A “non-reactive” result means those accelerations didn’t show up in the expected timeframe. About 15% of all NSTs come back non-reactive, and the vast majority of those are false alarms. The false-positive rate for a non-reactive NST is between 75% and 90%. The most common reason is simply that the baby was asleep during the test. Less often, a non-reactive result can signal that the baby isn’t getting enough oxygen.
What Happens After a Non-Reactive Result
A single non-reactive result does not mean something is wrong, but it does mean more information is needed. The first step is usually extending the test for another 40 minutes or using sound stimulation to see if the baby responds.
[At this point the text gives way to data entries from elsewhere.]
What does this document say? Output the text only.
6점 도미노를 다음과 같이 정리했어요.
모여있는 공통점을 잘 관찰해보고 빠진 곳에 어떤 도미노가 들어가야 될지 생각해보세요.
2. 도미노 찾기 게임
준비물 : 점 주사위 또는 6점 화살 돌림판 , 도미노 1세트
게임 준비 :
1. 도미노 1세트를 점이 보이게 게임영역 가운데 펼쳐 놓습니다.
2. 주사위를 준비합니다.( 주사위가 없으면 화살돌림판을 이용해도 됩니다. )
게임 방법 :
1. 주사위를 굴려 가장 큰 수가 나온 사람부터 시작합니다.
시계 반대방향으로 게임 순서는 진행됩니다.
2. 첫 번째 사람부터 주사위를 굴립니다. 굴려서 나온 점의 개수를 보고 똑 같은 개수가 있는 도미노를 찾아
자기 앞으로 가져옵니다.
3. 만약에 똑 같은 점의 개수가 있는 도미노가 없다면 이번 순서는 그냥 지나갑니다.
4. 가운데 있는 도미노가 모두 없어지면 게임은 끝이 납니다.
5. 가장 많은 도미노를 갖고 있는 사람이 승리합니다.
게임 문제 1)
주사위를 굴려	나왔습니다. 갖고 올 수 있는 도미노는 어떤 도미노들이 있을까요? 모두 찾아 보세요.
If the result is still non-reactive, the provider will often order a biophysical profile (BPP). This combines the heart rate monitoring of an NST with an ultrasound that checks the baby’s breathing movements, muscle tone, body movements, and the amount of amniotic fluid. Together, these five measurements give a more complete picture of the baby’s condition.
In some cases, a contraction stress test may be used instead. This test monitors how the baby’s heart rate responds during mild contractions. Based on the combined results, your provider will decide whether the baby is fine, needs closer monitoring, or needs to be delivered sooner than planned.
Why the Baby’s Heart Rate Matters
A baby’s heart rate is controlled by its developing nervous system. Early in development, the part of the nervous system that slows the heart down matures before the part that speeds it up. By the third trimester, a healthy baby’s nervous system is developed enough that movement triggers a reliable bump in heart rate. When that response is present, it signals that the brain and heart are communicating normally and the baby is receiving adequate oxygen through the placenta. When that response is absent, it can sometimes indicate that the oxygen supply has been compromised, which is why further testing is important.
What the Test Feels Like
There’s no pain, no needles, and no medication involved. The belts can feel snug, and lying on your back for 30 to 40 minutes may get uncomfortable, especially late in pregnancy. You can ask to recline at an angle or shift positions if you need to. Many people describe it as boring rather than unpleasant. Bringing a book or headphones is common. The test poses no risk to you or the baby, and it can be repeated as often as needed throughout pregnancy without any cumulative effects.